La moralisation de la vie publique est pour certains fonctionnaires, un simple slogan. Une inspectrice des impôts, récemment suspendue de ses fonctions apprend le contraire à ses dépends. Ayant détourné un peu plus de 5,5 millions de francs CFA, sa carrière pourrait connaitre le naufrage par la faute de sa cupidité.  

Gabonreview.com - La Direction générale des impôts à Libreville

Révélée par l’hebdomadaire Le Nganga et répercutée le 26 juillet dernier par le quotidien L’union, l’affaire Lucie Lekoba est décidément l’occasion pour le ministère de l’Économie de donner par l’exemple, une preuve de la volonté de moralisation de la vie publique tant clamée à travers les discours officiels. Un conseil de discipline devrait incessamment être organisé dans ce département ministériel en vue de trancher sur le sort de Lucie Lekoba, fonctionnaire véreuse et incriminée dans une infraction administrative grave. Notamment, pour faux et usage de faux et falsification de documents comptables.

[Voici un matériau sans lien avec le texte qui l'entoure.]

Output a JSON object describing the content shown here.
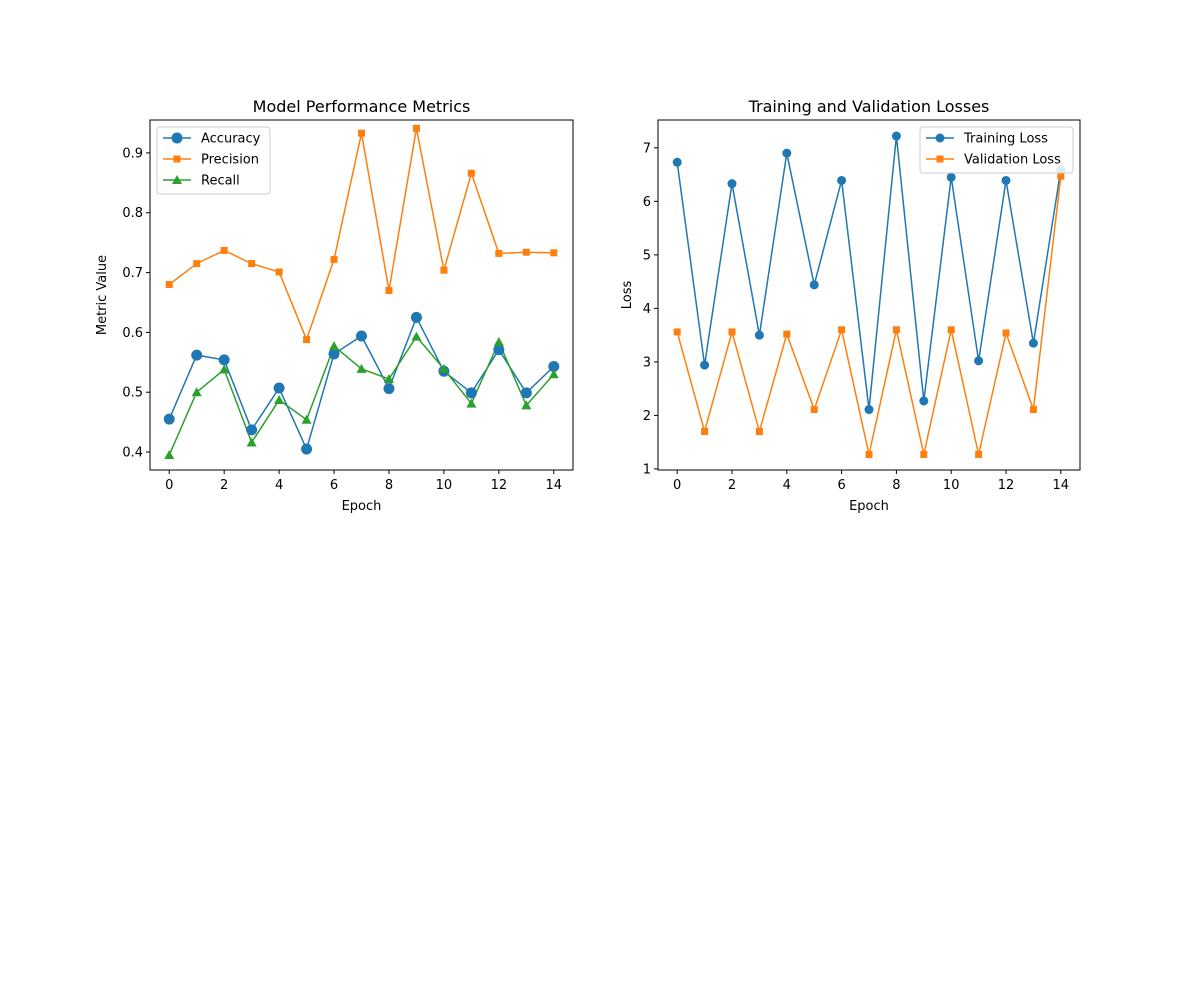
{
  "colors": {
    "blue": "#1f77b4",
    "orange": "#ff7f0e",
    "green": "#2ca02c"
  },
  "chart_data": [
    {
      "type": "line",
      "title": "Model Performance Metrics",
      "xlabel": "Epoch",
      "ylabel": "Metric Value",
      "xlim": [
        -0.7,
        14.7
      ],
      "ylim": [
        0.37,
        0.955
      ],
      "xticks": [
        0,
        2,
        4,
        6,
        8,
        10,
        12,
        14
      ],
      "yticks": [
        0.4,
        0.5,
        0.6,
        0.7,
        0.8,
        0.9
      ],
      "grid": false,
      "legend": "top-left",
      "x": [
        0,
        1,
        2,
        3,
        4,
        5,
        6,
        7,
        8,
        9,
        10,
        11,
        12,
        13,
        14
      ],
      "series": [
        {
          "name": "Accuracy",
          "color": "#1f77b4",
          "marker": "circle",
          "values": [
            0.455,
            0.562,
            0.554,
            0.437,
            0.507,
            0.405,
            0.564,
            0.594,
            0.506,
            0.625,
            0.535,
            0.499,
            0.571,
            0.499,
            0.543
          ]
        },
        {
          "name": "Precision",
          "color": "#ff7f0e",
          "marker": "square",
          "values": [
            0.68,
            0.715,
            0.737,
            0.715,
            0.701,
            0.588,
            0.722,
            0.933,
            0.67,
            0.941,
            0.704,
            0.866,
            0.732,
            0.734,
            0.733
          ]
        },
        {
          "name": "Recall",
          "color": "#2ca02c",
          "marker": "triangle",
          "values": [
            0.395,
            0.5,
            0.538,
            0.416,
            0.487,
            0.454,
            0.577,
            0.539,
            0.522,
            0.593,
            0.539,
            0.481,
            0.584,
            0.478,
            0.53
          ]
        }
      ]
    },
    {
      "type": "line",
      "title": "Training and Validation Losses",
      "xlabel": "Epoch",
      "ylabel": "Loss",
      "xlim": [
        -0.7,
        14.7
      ],
      "ylim": [
        0.98,
        7.52
      ],
      "xticks": [
        0,
        2,
        4,
        6,
        8,
        10,
        12,
        14
      ],
      "yticks": [
        1,
        2,
        3,
        4,
        5,
        6,
        7
      ],
      "grid": false,
      "legend": "top-right",
      "x": [
        0,
        1,
        2,
        3,
        4,
        5,
        6,
        7,
        8,
        9,
        10,
        11,
        12,
        13,
        14
      ],
      "series": [
        {
          "name": "Training Loss",
          "color": "#1f77b4",
          "marker": "circle",
          "values": [
            6.73,
            2.94,
            6.33,
            3.5,
            6.9,
            4.44,
            6.39,
            2.11,
            7.22,
            2.27,
            6.45,
            3.02,
            6.39,
            3.35,
            6.59
          ]
        },
        {
          "name": "Validation Loss",
          "color": "#ff7f0e",
          "marker": "square",
          "values": [
            3.56,
            1.7,
            3.56,
            1.7,
            3.52,
            2.11,
            3.6,
            1.27,
            3.6,
            1.27,
            3.6,
            1.27,
            3.54,
            2.11,
            6.47
          ]
        }
      ]
    }
  ]
}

Selon les journaux sus cités confortés par des sources de la Direction générale des impôts (DGI), Lucie Lekoba, la quarantaine, aurait profité d’une période d’affluence, autour du 20 du mois pour le paiement de la TVA, pour détourner un peu plus de 5,5 millions de francs CFA. Le pot aux roses a été découvert grâce à une compagnie de construction dont le paiement au Trésor public a été amputé de cette demi-dizaine de millions, au titre d’arriérés d’impôts. Les réclamations de l’opérateur économique et les diverses procédures pour vérifier la plausibilité d’un bug, ont amené au constat de ce que la quittance servant de justificatif à la réclamation de l’entreprise n’était qu’un faux document établi hors du circuit officiel. Une plainte a donc été déposée à la Direction générale des recherches (DGR). Ce qui a obligé l’opérateur économique lésé à indiquer à déclarer «avoir remis à dame Lucie Lekoba, inspecteur des impôts en service au Cipep de Libreville-Sud, la somme de 5 578 048 francs. Cette dernière lui a transmis, en échange, la quittance n°149745 comme preuve de paiement», indique le quotidien L’union. On conclu donc à un faux et usage de faux manifeste couplé de falsification de documents comptable.

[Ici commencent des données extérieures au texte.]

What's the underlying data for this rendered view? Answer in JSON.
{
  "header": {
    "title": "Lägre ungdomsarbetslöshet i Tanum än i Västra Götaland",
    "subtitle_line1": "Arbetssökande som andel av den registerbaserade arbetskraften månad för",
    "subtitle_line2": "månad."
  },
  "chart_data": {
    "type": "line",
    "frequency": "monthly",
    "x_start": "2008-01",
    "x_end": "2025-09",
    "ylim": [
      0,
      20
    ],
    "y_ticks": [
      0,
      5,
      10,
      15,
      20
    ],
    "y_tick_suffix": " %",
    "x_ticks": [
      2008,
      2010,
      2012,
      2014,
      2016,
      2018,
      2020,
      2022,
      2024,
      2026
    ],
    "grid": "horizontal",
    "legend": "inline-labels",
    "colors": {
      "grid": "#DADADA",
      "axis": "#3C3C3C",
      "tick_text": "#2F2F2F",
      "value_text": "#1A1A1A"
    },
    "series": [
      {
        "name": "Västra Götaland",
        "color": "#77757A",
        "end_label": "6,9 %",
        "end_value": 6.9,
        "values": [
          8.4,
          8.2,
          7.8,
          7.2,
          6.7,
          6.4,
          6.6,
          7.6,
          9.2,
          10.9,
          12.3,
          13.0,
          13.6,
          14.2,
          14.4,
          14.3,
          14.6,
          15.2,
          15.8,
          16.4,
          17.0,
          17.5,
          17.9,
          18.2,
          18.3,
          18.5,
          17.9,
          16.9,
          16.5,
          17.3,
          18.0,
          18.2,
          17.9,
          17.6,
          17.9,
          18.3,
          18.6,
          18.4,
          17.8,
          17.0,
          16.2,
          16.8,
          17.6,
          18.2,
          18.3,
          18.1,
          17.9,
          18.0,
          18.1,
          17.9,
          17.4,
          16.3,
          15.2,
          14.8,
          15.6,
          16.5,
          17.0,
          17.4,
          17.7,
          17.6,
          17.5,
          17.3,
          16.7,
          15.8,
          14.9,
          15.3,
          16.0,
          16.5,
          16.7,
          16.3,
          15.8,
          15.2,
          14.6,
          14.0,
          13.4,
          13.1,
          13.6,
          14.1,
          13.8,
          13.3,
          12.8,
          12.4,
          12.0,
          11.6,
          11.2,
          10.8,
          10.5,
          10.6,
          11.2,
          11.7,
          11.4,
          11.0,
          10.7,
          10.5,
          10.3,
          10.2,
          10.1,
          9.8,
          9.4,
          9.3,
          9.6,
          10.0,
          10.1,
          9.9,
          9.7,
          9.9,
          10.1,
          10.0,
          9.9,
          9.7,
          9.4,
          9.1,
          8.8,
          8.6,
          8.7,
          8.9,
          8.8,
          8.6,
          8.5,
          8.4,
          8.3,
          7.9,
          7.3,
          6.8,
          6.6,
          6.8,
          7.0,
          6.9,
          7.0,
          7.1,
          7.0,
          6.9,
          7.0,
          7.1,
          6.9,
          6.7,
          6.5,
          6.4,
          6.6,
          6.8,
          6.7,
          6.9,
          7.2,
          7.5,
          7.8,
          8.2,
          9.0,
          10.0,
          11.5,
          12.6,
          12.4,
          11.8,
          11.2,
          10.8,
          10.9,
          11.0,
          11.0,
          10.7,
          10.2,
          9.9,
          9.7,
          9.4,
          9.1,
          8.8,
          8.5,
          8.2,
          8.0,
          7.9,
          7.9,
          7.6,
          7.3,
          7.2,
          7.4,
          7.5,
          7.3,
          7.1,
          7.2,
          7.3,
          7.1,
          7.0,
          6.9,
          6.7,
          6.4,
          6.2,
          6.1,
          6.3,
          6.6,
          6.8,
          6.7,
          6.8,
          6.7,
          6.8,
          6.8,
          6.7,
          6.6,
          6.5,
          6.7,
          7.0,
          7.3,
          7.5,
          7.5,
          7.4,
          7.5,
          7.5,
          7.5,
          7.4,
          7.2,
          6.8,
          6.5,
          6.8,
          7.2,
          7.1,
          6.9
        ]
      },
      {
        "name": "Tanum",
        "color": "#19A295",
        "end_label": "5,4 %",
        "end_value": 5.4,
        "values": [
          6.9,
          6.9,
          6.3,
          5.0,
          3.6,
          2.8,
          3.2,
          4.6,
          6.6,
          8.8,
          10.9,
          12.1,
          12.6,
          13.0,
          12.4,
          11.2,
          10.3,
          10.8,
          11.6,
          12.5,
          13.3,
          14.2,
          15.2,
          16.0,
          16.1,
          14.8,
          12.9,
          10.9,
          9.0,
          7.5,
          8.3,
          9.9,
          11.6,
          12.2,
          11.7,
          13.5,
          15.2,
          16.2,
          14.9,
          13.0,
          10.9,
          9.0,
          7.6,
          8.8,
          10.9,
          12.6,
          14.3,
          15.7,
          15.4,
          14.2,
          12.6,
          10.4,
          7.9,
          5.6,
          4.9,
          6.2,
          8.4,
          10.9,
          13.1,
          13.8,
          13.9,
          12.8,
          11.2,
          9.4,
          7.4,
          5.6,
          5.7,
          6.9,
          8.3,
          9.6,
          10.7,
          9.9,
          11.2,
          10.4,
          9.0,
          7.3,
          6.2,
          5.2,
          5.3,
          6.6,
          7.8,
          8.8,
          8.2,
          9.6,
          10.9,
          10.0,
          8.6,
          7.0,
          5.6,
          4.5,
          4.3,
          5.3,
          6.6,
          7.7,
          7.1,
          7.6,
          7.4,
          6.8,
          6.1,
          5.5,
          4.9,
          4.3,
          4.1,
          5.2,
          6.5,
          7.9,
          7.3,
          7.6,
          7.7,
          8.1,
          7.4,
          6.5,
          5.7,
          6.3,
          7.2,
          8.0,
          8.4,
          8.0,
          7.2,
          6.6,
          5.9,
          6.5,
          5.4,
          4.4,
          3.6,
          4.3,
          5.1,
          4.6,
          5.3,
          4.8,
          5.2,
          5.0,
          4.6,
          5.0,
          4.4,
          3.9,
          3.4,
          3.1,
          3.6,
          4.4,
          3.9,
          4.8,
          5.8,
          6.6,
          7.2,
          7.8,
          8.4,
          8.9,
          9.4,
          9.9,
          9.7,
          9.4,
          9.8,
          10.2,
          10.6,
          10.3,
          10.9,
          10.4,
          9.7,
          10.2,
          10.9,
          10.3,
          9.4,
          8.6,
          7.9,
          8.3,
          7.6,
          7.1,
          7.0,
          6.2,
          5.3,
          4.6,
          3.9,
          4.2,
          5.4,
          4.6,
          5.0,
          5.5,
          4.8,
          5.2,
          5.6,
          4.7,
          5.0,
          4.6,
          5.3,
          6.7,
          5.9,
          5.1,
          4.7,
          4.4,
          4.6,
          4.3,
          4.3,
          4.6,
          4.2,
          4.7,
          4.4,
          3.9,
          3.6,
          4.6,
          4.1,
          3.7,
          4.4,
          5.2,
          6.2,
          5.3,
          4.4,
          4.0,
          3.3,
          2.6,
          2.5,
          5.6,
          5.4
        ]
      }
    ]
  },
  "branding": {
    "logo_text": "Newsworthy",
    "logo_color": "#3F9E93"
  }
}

La plainte introduite à la DGR a été transférée pour compétence devant le procureur de la République près le tribunal de première instance de Libreville, Sidonie Flore Ouwé, qui l’a transmise, après confirmation des charges, au juge d’instruction où elle reste pendante, en attendant que la DGI, conformément aux textes, introduise une saisine à l’Agence judiciaire du Trésor (AJT), compétente pour défendre les intérêts de l’État lorsque les parties civiles sont des administrations publiques. Incarcérée, Lucie Lékoba aurait provisoirement recouvré sa liberté après le paiement d’une caution par l’entremise de son avocat. Elle est parallèlement sous le coup d’une procédure administrative dont la première étape a été la suspension de ses fonctions par le ministre de l’Économie, Luc Oyoubi. Un passage en conseil de discipline devrait incessamment intervenir. De nombreux fonctionnaires et même certains journaux ont pourtant pensé que la dame avait bénéficié d’un sauf-conduit. Il s’agit en réalité d’une méconnaissance des procédures disciplinaires de la fonction publique et d’une confusion avec l’action en cours au tribunal.

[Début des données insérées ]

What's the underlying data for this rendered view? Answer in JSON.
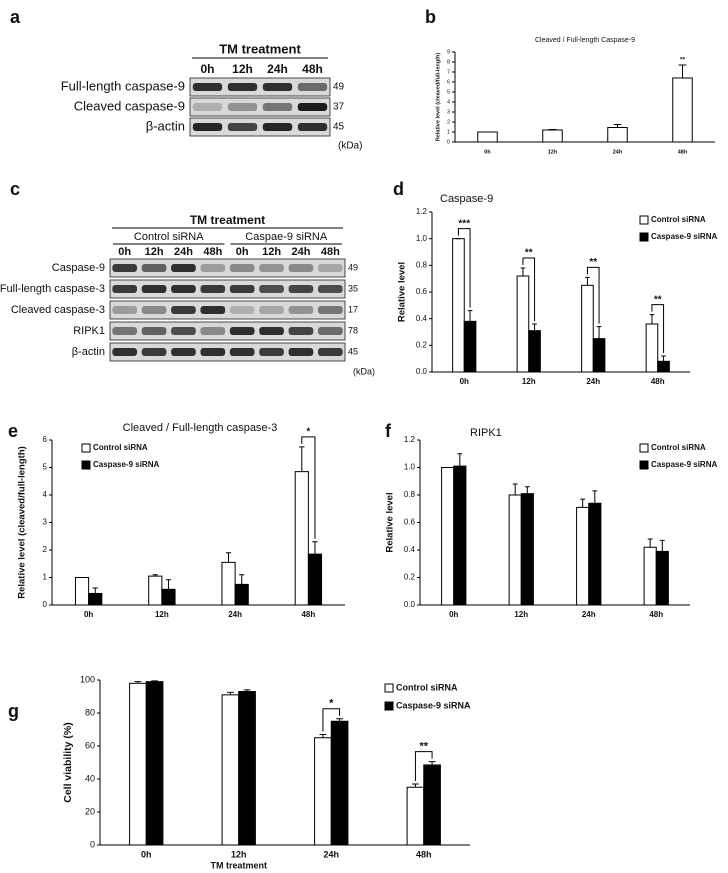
{
  "blots": [
    {
      "label": "a",
      "treatment": "TM treatment",
      "lanes": [
        "0h",
        "12h",
        "24h",
        "48h"
      ],
      "rows": [
        {
          "name": "Full-length caspase-9",
          "kda": "49"
        },
        {
          "name": "Cleaved caspase-9",
          "kda": "37"
        },
        {
          "name": "β-actin",
          "kda": "45"
        }
      ],
      "unit": "(kDa)"
    },
    {
      "label": "c",
      "treatment": "TM treatment",
      "groups": [
        {
          "name": "Control siRNA",
          "lanes": [
            "0h",
            "12h",
            "24h",
            "48h"
          ]
        },
        {
          "name": "Caspae-9 siRNA",
          "lanes": [
            "0h",
            "12h",
            "24h",
            "48h"
          ]
        }
      ],
      "rows": [
        {
          "name": "Caspase-9",
          "kda": "49"
        },
        {
          "name": "Full-length caspase-3",
          "kda": "35"
        },
        {
          "name": "Cleaved caspase-3",
          "kda": "17"
        },
        {
          "name": "RIPK1",
          "kda": "78"
        },
        {
          "name": "β-actin",
          "kda": "45"
        }
      ],
      "unit": "(kDa)"
    }
  ],
  "chart_data": [
    {
      "type": "bar",
      "label": "b",
      "title": "Cleaved / Full-length Caspase-9",
      "ylabel": "Relative level (cleaved/full-length)",
      "categories": [
        "0h",
        "12h",
        "24h",
        "48h"
      ],
      "series": [
        {
          "color": "#ffffff",
          "values": [
            1,
            1.2,
            1.45,
            6.4
          ],
          "errors": [
            0,
            0.05,
            0.3,
            1.3
          ]
        }
      ],
      "ylim": [
        0,
        9
      ],
      "yticks": [
        0,
        1,
        2,
        3,
        4,
        5,
        6,
        7,
        8,
        9
      ],
      "significance": [
        null,
        null,
        null,
        "**"
      ]
    },
    {
      "type": "bar",
      "label": "d",
      "title": "Caspase-9",
      "ylabel": "Relative level",
      "categories": [
        "0h",
        "12h",
        "24h",
        "48h"
      ],
      "series": [
        {
          "name": "Control siRNA",
          "color": "#ffffff",
          "values": [
            1.0,
            0.72,
            0.65,
            0.36
          ],
          "errors": [
            0,
            0.06,
            0.06,
            0.07
          ]
        },
        {
          "name": "Caspase-9 siRNA",
          "color": "#000000",
          "values": [
            0.38,
            0.31,
            0.25,
            0.08
          ],
          "errors": [
            0.08,
            0.05,
            0.09,
            0.04
          ]
        }
      ],
      "ylim": [
        0,
        1.2
      ],
      "yticks": [
        {
          "value": 0,
          "label": "0.0"
        },
        0.2,
        0.4,
        0.6,
        0.8,
        {
          "value": 1,
          "label": "1.0"
        },
        1.2
      ],
      "legend": "upper right",
      "significance": [
        "***",
        "**",
        "**",
        "**"
      ]
    },
    {
      "type": "bar",
      "label": "e",
      "title": "Cleaved / Full-length caspase-3",
      "ylabel": "Relative level (cleaved/full-length)",
      "categories": [
        "0h",
        "12h",
        "24h",
        "48h"
      ],
      "series": [
        {
          "name": "Control siRNA",
          "color": "#ffffff",
          "values": [
            1.0,
            1.05,
            1.55,
            4.85
          ],
          "errors": [
            0,
            0.05,
            0.35,
            0.9
          ]
        },
        {
          "name": "Caspase-9 siRNA",
          "color": "#000000",
          "values": [
            0.42,
            0.57,
            0.75,
            1.85
          ],
          "errors": [
            0.2,
            0.35,
            0.35,
            0.45
          ]
        }
      ],
      "ylim": [
        0,
        6
      ],
      "yticks": [
        0,
        1,
        2,
        3,
        4,
        5,
        6
      ],
      "legend": "upper left",
      "significance": [
        null,
        null,
        null,
        "*"
      ]
    },
    {
      "type": "bar",
      "label": "f",
      "title": "RIPK1",
      "ylabel": "Relative level",
      "categories": [
        "0h",
        "12h",
        "24h",
        "48h"
      ],
      "series": [
        {
          "name": "Control siRNA",
          "color": "#ffffff",
          "values": [
            1.0,
            0.8,
            0.71,
            0.42
          ],
          "errors": [
            0,
            0.08,
            0.06,
            0.06
          ]
        },
        {
          "name": "Caspase-9 siRNA",
          "color": "#000000",
          "values": [
            1.01,
            0.81,
            0.74,
            0.39
          ],
          "errors": [
            0.09,
            0.05,
            0.09,
            0.08
          ]
        }
      ],
      "ylim": [
        0,
        1.2
      ],
      "yticks": [
        {
          "value": 0,
          "label": "0.0"
        },
        0.2,
        0.4,
        0.6,
        0.8,
        {
          "value": 1,
          "label": "1.0"
        },
        1.2
      ],
      "legend": "upper right"
    },
    {
      "type": "bar",
      "label": "g",
      "ylabel": "Cell viability (%)",
      "xlabel": "TM treatment",
      "categories": [
        "0h",
        "12h",
        "24h",
        "48h"
      ],
      "series": [
        {
          "name": "Control siRNA",
          "color": "#ffffff",
          "values": [
            98,
            91,
            65,
            35
          ],
          "errors": [
            1,
            1.5,
            2,
            2
          ]
        },
        {
          "name": "Caspase-9 siRNA",
          "color": "#000000",
          "values": [
            99,
            93,
            75,
            48.5
          ],
          "errors": [
            0.5,
            1,
            1.5,
            2
          ]
        }
      ],
      "ylim": [
        0,
        100
      ],
      "yticks": [
        0,
        20,
        40,
        60,
        80,
        100
      ],
      "legend": "upper right",
      "significance": [
        null,
        null,
        "*",
        "**"
      ]
    }
  ]
}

Si l’action disciplinaire entreprise par Luc Oyoubi à l’endroit de Lucie Lekoba se conforme aux prescriptions légales et réglementaires de l’administration, elle démontre également une certaine mise en œuvre de l’axe 3 de «L’avenir en confiance», le projet de société du président Ali Bongo : «Réussir la moralisation de la vie publique et assurer une meilleure gouvernance des affaires publiques.» Puisse le sort de dame Lekoba servir d’exemple à tous ceux que le goût du lucre et du péculat écarte des principes d’intégrité, d’honnêteté et de droiture qui devraient caractériser tout fonctionnaire et qui, dans son cas, sont pourtant édictés le «Guide déontologique du fonctionnaire de l’administration fiscale».